Sempre que vejo iniciativas de popularizar o cinema, fico feliz. Sempre que vejo projetos como o Tela Brasil, ou a iniciativa do diretor Ricardo Targino, ou ações promocionais das redes comerciais de cinema, ou festivais que fazem cinema a R$1 real! Tudo isso vai abrir a mente de crianças (no caso de festivais infantis), formar novos públicos, e divulgar a ARTE. Todo tipo de arte deveria ser incentivado. SEMPRE.

CinemaParadiso2

Finalizando:
Quem vive nas grandes cidades do Brasil, sabe que ir ao cinema pode ser um programa caro. Estacionamento, ingressos, pipoca e refrigerante podem chegar a valores absurdos (quer uma dica? fique na garrafinha de água que tudo sai mais barato e você ainda emagrece! risos). Isso não deve mudar tão cedo. Mas se há promoções, festivais e momentos em que o ingresso custa algumas moedinhas, só pode ser uma coisa boa.

Se por acaso você se sentir ameaçado por interessados em seu smartphone, ou incomodado por pessoas desinteressadas na arte cinematográfica que conversam alto, a culpa não é do cinema e nem da promoção. É da nossa sociedade, que privilegia certas classes sociais a determinadas práticas, e segrega outras. Essa nossa sociedade que cria diferenças abissais no acesso à cultura.

Há algum tempo, surgiu no Brasil a onda dos “rolezinhos”, lembra? Foi basicamente a turma da periferia esfregando na cara da elite que o muro que separa os extremos das camadas sociais precisa ser derrubado, e que essas marcas de roupa e aquelas coisas bacanas que a sociedade valoriza, já que são tão maravilhosas, merecem ser consumidas por todos.

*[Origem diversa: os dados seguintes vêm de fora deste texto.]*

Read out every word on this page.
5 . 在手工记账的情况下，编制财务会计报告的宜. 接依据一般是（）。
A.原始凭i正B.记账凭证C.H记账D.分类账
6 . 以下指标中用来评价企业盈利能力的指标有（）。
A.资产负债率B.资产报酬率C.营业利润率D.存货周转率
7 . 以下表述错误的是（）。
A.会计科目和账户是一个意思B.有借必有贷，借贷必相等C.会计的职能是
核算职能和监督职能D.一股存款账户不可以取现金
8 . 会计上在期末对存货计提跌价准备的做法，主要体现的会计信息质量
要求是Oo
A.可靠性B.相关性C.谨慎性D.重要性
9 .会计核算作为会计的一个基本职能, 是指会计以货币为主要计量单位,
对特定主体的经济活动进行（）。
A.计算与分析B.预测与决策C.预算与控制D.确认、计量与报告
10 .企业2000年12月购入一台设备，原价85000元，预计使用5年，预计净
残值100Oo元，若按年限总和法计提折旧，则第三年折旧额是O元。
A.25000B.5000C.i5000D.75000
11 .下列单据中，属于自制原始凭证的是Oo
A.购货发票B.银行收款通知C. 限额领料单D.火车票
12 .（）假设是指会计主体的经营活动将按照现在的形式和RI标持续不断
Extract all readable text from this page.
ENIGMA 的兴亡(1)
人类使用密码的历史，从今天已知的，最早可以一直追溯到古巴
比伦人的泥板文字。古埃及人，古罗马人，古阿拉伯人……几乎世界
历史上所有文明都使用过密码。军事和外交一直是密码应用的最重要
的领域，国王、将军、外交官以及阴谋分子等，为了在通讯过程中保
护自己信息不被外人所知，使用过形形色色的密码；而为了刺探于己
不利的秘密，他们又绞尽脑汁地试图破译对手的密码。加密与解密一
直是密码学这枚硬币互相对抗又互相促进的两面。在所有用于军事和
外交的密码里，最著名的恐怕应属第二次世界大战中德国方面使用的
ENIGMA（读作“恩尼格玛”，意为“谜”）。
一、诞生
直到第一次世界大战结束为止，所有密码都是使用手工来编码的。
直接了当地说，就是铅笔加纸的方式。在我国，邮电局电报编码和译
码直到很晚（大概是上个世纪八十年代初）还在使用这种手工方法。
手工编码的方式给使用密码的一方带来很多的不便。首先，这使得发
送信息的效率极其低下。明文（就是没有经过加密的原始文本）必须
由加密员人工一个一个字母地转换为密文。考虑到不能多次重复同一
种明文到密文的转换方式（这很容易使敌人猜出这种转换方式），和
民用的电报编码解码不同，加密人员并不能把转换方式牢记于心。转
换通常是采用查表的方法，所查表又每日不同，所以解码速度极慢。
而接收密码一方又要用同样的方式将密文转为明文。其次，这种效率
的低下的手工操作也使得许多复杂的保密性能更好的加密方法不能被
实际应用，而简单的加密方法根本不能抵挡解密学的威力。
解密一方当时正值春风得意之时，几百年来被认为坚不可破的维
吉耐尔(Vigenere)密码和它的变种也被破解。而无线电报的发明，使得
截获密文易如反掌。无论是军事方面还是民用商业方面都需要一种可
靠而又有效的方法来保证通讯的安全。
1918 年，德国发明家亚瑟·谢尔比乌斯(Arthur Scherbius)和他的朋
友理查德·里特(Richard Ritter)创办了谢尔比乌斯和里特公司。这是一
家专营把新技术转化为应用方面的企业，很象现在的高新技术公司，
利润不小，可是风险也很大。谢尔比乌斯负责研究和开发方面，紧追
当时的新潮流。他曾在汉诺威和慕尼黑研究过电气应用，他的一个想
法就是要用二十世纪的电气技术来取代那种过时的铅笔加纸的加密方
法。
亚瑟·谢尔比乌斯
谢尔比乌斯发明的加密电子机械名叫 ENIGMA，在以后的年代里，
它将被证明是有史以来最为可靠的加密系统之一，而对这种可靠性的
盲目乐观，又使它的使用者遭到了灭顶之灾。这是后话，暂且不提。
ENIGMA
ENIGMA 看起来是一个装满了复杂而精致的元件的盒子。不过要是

E quer saber? Prefiro o choque descarado entre os ricos altivos e a violência da periferia, à hipocrisia dos milionários que posam de civilizados mas praticam a barbárie da corrupção nos escritórios políticos.

Que venham os cinemas baratos, os festivais gratuitos, as filas quilométricas para ver obras do Monet no Centro Cultural Banco do Brasil. E que a pipoca no chão se torne semente para um novo amanhã, em que o acesso à cultura será mais justo, os ricos e pobres conviverão tranquilamente (e sem tanta diferença entre eles, já que não sou tão otimista de achar que as desigualdades se acabarão), e a arte fará o seu papel de nos unir, em vez de separar.